Een accountant bij de FIOD deed onderzoek naar een fiscaal adviseur die mogelijk strafbare feiten had gepleegd. Volgens de fiscaal adviseur bevatte het proces-verbaal fouten en had de accountant dit moeten weten. De Accountantskamer deed 24 januari uitspraak.

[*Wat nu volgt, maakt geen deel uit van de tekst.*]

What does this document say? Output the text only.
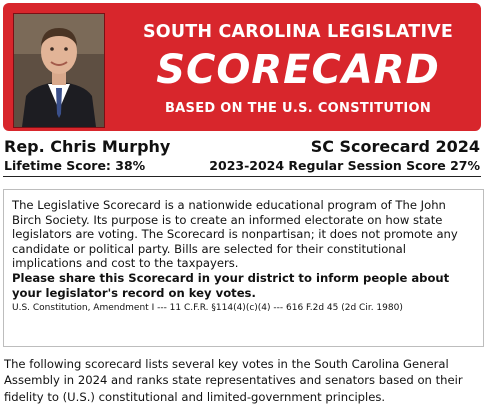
SOUTH CAROLINA LEGISLATIVE
SCORECARD
BASED ON THE U.S. CONSTITUTION
Rep. Chris Murphy	SC Scorecard 2024
Lifetime Score: 38%	2023-2024 Regular Session Score 27%

The Legislative Scorecard is a nationwide educational program of The John Birch Society. Its purpose is to create an informed electorate on how state legislators are voting. The Scorecard is nonpartisan; it does not promote any candidate or political party. Bills are selected for their constitutional implications and cost to the taxpayers.

Please share this Scorecard in your district to inform people about your legislator's record on key votes.

U.S. Constitution, Amendment I --- 11 C.F.R. §114(4)(c)(4) --- 616 F.2d 45 (2d Cir. 1980)

The following scorecard lists several key votes in the South Carolina General Assembly in 2024 and ranks state representatives and senators based on their fidelity to (U.S.) constitutional and limited-government principles.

De fiscaal adviseur had een cliënt uit de entertainment wereld. In die hoedanigheid was hij betrokken bij het opzetten van een structuur met buitenlandse vennootschappen en bankrekeningen. Dat zou de cliënt bij fiscale emigratie belastingvoordeel opleveren. De cliënt was echter niet tevreden over het advies, verbrak de relatie en klaagde de adviseur aan. De rechtbank oordeelde in 2018 dat van toerekenbare tekortkomingen van de adviseur niets gebleken was.
Proces-verbaal
Toen de FIOD de fiscaal adviseur verdacht van mogelijk strafbare feiten werd daarbij ook de zaak van de cliënt uit de entertainment wereld betrokken. Op 22 februari 2018 stelde een accountant die werkzaam was bij de FIOD een aanvangsproces-verbaal op. Vanwege dit proces-verbaal diende de fiscaal adviseur een klacht in bij de Accountantskamer: er zouden fouten hebben gestaan in het document en de accountant van de FIOD had dit geweten of had dit moeten weten. De zaak diende in oktober bij de Accountantskamer.
Niet ontvankelijk?
De accountant betoogde allereerst dat de zaak niet ontvankelijk zou moeten worden verklaard omdat hij geen professionele dienst als bedoeld in artikel 1 van de VGBA had verricht. Zijn werkzaamheden bestonden uit het doen van onderzoek naar signalen dat de fiscaal adviseur mogelijk schuldig was aan een of meer strafbare feiten. In dat kader heeft hij bronnen verzameld en onderzocht. Daarbij heeft hij geen controle-, beoordelings- of assurance-opdrachten, of aan assurance verwante opdrachten uitgevoerd. Maar hierin ging de Accountantskamer niet mee. Blijkens de toelichting van de VGBA moet het begrip professionele dienst ruim worden opgevat. Zodra bij werkzaamheden vakbekwaamheid wordt aangewend is daar al sprake van. Gelet op de materie had de accountant naar het oordeel van de Accountantskamer bij het onderzoek gebruik gemaakt, of diende hij althans gebruik te hebben gemaakt van zijn vakbekwaamheid.
Letterlijke citaten
Maar met de inhoud van de klacht was de Accountantskamer snel klaar. De vier passages die volgens de fiscaal adviseur feitelijk onjuist waren in het proces-verbaal, had de accountant letterlijk overgenomen uit de dagvaarding of verhoren van getuigen. En in andere gevallen had de accountant voldoende reden om aan te nemen dat de passages feitelijk juist waren. De klacht werd dan ook ongegrond verklaard.